The Short Handled Well-Bottoming Shovel
Now For The Casing
Every well needs casing installed to prevent the sides from caving in completely. Of the materials available for the job, we settled on ribbed PVC culvert pipe. A pipe company in Great Falls had several sizes in stock, for one thing. One piece, two feet in diameter and twenty feet long, would do the trick nicely. They charged just over $200, and that included delivery.
First, the pipe was shortened by 4.5 feet, using a fine toothed handsaw. When the 15.5 remaining feet were dropped into the hole, two feet would remain above ground. This could then be capped to keep out critters and dirt while still being high enough to stay above normal snowfall levels.
Then it was time to get out the electric drill. We now owned a gas powered electric generator, which made it practical to punch 240 quarter-inch holes (equally spaced) all around what would become the bottom four feet of the pipe. This would allow water to pour in through the sides with ease, rather than relying on seepage from the bottom.
Our best friends on the mountain, the Mortenson family, came down for the Casing Event. While Pam and Wendy (Mrs.

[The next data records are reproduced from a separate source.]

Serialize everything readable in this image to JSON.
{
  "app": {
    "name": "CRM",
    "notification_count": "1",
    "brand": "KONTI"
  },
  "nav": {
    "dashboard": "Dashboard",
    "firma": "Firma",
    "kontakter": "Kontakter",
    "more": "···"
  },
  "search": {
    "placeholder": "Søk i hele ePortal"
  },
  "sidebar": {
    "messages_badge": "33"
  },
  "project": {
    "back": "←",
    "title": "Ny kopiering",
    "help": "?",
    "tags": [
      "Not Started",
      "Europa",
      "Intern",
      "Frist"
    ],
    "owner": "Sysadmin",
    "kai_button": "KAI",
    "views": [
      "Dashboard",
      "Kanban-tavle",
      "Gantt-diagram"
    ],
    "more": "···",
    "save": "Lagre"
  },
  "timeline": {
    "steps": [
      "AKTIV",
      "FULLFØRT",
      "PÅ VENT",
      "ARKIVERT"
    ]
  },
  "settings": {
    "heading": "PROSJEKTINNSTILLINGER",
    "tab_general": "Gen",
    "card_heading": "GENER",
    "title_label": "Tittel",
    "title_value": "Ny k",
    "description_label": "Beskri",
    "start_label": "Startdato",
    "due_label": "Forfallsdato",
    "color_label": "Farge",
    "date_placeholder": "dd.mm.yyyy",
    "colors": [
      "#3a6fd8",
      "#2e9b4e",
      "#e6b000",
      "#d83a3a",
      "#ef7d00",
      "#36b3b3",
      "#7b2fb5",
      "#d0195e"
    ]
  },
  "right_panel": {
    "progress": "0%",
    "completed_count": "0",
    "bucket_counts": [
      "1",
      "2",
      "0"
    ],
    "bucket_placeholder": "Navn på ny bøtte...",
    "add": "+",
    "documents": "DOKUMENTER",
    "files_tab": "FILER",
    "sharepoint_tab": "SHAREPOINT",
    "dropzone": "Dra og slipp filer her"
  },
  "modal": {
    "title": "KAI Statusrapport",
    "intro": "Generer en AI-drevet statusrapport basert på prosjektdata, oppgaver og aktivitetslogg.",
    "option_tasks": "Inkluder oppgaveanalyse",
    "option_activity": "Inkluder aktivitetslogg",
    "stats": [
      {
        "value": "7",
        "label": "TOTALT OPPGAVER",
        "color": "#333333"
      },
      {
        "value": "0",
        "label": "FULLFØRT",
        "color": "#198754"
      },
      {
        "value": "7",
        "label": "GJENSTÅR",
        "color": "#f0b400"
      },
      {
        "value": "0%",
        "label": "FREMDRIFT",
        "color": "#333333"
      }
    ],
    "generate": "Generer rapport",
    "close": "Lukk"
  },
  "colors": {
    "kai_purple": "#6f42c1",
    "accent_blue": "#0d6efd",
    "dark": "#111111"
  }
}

Mortenson) cheered us on, the men “got after it”. Our work crew consisted of two teenaged boys and two older men, which was helpful, because the casing needed to go down into the hole pretty much dead center–without scraping a dirt wall down with it.
The boys took turns steadying the top of the casing to keep it centered while the rest of us began gleefully dropping rounded river rocks between the outside of the pipe and the dirt walls. These rocks left many gaps between them, ensuring free flowing water as it came “in” after a rainstorm or snowmelt, and “out” during drought.
Once there were enough rocks piled around the pipe to hold it firmly in place, all four of us did the rock dropping thing, whooping and hollering like trail drovers hitting town after a cattle drive. The Mortensons were happy to offer their contributions of laughing good humor as well as C.I.M. (Casing Installation Muscle).
Of course, that could not last forever. We simply didn’t have enough rocks to do the job. So Sam (the younger son) and I made trips to the creek on several “rock raids”, loading that same Chevy Citation hatchback with several hundred pounds of well-friendly stones at a time.
When the rocks piled up near enough to the top, it was shovel time once again, finishing the fill job with dirt we tamped and packed firmly until the casing looked like it had simply grown out of the ground.
The final result? A solidly built, working well that had cost us exactly nothing but $200 for a piece of culvert pipe, $2 for a piece of windlass pipe, $7.50 for a bit of rope and a snap along with a batch of 20d nails, and enough exercise to get me into top physical condition. Well within our budget, and quite a financial bargain in an area where a driller typically charged around $20,000 for a commercially drilled well.
Caveat: Although our projects were completely successful, the processes I used were also frequently in violation of “best practices”. For example, I did not build a safety wall around the top (no children in the area)…did dig to the very bottom before lining…and did work alone.